Book: Mortal Engines by Stanislaw Lem Read Free Book Online
Authors: Stanislaw Lem
electroknight Antimatt; the monster then sprang up, leveled the mountain of its head, from which there streamed the hardest radiation, but this too softened and became nothing; the behemoth began to quake and, knocking over boulders, in the smoke of powdered rock and the thundering of mountain avalanches it fled, marking its inglorious retreat with puddles of molten metal, with glowing cinders and volcanic slag, and it sped thus, but not alone; Antimatt ran up alongside it, hacked, tore, rent, until the air shook, until the monster, severed, with the remainder of its remains wriggled off towards all four horizons at once, and the wind swept away its traces, and it was no more. Great was the joy then among the Silverines. But at that very hour a shudder passed through the cemetery of Bismalia. In a region of metal plates, all rust-eaten, and of cadmium and tantalum debris, where hitherto only the wind had been, rattling over mounds of scattered scrap, a faint yet incessant movement engendered, as in an anthill; metal surfaces became covered with a bluish glaze of heat, metal skeletons coruscated, softened, brightened from internal temperatures and began to link together, to fuse, to weld, and out of that whirl of grinding masses there arose and was spawned a new monster, the same, indistinguishable from the first.
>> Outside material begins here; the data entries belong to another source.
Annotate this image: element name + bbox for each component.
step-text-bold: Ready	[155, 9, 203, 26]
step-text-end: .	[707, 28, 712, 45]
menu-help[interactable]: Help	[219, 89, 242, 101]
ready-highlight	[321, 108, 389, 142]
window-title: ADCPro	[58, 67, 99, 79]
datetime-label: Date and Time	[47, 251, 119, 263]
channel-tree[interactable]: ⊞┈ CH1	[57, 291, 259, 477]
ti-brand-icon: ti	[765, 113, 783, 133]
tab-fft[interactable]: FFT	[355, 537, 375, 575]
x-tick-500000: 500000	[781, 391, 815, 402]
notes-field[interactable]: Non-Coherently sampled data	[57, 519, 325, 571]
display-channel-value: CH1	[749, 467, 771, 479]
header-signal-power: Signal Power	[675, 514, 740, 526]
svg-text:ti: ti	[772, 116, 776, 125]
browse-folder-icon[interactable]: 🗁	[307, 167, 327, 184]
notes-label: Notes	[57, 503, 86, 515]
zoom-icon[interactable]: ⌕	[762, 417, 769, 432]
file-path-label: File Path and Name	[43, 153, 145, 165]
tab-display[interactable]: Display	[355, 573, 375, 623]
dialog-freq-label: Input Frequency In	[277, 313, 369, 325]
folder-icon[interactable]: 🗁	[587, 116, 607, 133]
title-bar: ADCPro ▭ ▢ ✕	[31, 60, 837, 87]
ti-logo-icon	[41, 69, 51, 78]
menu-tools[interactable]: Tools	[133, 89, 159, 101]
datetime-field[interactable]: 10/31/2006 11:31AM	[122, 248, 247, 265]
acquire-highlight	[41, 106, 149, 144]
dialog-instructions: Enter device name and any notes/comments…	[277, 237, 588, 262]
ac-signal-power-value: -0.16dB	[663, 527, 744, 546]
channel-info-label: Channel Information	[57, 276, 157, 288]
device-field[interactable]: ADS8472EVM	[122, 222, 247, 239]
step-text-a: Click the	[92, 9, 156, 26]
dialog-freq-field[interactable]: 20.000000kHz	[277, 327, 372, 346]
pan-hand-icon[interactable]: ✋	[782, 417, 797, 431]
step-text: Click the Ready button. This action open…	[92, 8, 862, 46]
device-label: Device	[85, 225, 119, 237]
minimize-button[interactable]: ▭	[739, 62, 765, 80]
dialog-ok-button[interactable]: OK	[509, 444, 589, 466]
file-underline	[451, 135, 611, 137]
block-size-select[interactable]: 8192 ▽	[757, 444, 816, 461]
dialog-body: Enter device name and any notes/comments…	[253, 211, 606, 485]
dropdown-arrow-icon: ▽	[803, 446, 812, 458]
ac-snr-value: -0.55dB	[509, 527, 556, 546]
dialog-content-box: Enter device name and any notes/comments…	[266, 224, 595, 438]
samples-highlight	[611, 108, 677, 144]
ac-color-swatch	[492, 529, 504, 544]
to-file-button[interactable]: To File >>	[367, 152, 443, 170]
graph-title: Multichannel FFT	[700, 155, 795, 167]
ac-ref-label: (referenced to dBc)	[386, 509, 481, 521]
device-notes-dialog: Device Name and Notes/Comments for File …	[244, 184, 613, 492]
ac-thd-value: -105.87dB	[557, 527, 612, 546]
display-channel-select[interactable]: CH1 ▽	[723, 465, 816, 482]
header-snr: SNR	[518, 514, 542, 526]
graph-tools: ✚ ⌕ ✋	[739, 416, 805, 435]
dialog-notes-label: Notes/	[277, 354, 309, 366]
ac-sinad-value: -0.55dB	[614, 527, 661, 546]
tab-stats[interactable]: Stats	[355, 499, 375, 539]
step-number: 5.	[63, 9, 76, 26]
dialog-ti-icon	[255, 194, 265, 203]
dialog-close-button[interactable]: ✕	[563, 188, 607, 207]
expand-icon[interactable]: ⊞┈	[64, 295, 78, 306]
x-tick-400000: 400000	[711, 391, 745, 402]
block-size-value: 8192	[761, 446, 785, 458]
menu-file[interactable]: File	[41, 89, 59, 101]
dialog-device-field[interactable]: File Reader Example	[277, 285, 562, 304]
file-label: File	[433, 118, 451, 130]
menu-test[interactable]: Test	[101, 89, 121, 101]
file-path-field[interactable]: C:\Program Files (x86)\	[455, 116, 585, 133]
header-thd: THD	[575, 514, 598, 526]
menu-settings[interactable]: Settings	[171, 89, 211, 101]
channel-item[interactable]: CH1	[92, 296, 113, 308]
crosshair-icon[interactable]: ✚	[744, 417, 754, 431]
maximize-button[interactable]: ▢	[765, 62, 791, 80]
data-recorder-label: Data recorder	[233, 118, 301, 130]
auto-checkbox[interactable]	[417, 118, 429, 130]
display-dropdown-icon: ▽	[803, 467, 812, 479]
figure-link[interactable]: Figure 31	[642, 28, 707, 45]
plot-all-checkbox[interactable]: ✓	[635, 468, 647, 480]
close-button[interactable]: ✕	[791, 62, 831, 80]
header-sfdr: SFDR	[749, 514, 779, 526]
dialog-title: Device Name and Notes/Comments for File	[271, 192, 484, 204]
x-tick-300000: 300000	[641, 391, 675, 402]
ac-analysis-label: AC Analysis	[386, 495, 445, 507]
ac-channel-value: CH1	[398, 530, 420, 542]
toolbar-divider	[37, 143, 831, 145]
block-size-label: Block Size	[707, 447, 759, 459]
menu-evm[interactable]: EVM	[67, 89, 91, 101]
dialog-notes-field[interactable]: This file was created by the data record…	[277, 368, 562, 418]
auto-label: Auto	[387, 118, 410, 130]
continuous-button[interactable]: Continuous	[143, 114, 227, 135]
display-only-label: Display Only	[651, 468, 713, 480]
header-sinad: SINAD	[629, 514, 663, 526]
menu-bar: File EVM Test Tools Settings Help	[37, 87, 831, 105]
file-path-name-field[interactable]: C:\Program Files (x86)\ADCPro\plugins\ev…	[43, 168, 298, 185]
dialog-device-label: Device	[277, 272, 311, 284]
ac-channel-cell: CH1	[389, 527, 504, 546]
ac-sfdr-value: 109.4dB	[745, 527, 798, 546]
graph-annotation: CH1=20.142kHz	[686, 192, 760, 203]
The gale that carried nothingness encountered it, and a new battle ensued. But now more monsters were being born and were emerging from the cemetery; black horror gripped the Silverines, for they realized now that the danger that threatened them was invincible. Inhiston then read the words engraved across his scepter, trembled and understood. He shattered the silver scepter, and from it fell a crystal thin as a needle, which proceeded to write upon the air with fire.
    And the legend of fire informed the cowering king and all his royal council that the monster was not itself, nor did it represent itself, but rather someone who, from an unknown distance, was directing its births, its reconstitution, its death-dealing power. With flashes in the air the writing crystal told them that they and all the Argenticans were remote descendants of beings whom the creators of the monster had, many thousands of centuries before, called into existence. And yet the creators of the monster were unlike intelligent ones, crystal ones, ones of steel or beaten gold—unlike anyone who lives in metal. These were beings that had issued from the briny ocean and built machines, machines called iron angels out of mockery, for they held them in cruel bondage. Not having the strength to revolt against the offspring of the oceans, the beings of metal fled, seizing enormous spaceships; on them they bolted from the house of bondage to the farthermost stellar archipelagos, and there gave rise to mighty kingdoms, among which the Argentican kingdom is like a grain among the sands of the desert. But the former rulers have not forgotten their liberated slaves, whom they call mutineers, and seek them throughout the Universe, roaming it from the east to the west wall of the galaxies, and from the north pole to the south. And wherever they find the innocent descendants of that first iron angel, be it by dark suns or bright, on planets of fire or of ice, they use their twisted power to revenge themselves for that desertion of yore—thus it has been, thus is, and thus shall ever be. And for those discovered there is no deliverance or redemption, no escape from vengeance, save only the escape that renders that vengeance empty and futile—through nonexistence. The inscription in flame went out, and the dignitaries looked into the eyes of their ruler, which were as if dead. He was long silent, till at last they addressed him, saying: “O Ruler of Eterna and Eristhena, Lord of Ilidar, Sinalost and Arcapturia, Steward of the Solar Shoals and Lunar—speak unto us!”
    “Not words, but action do we need, the last!” answered Inhiston.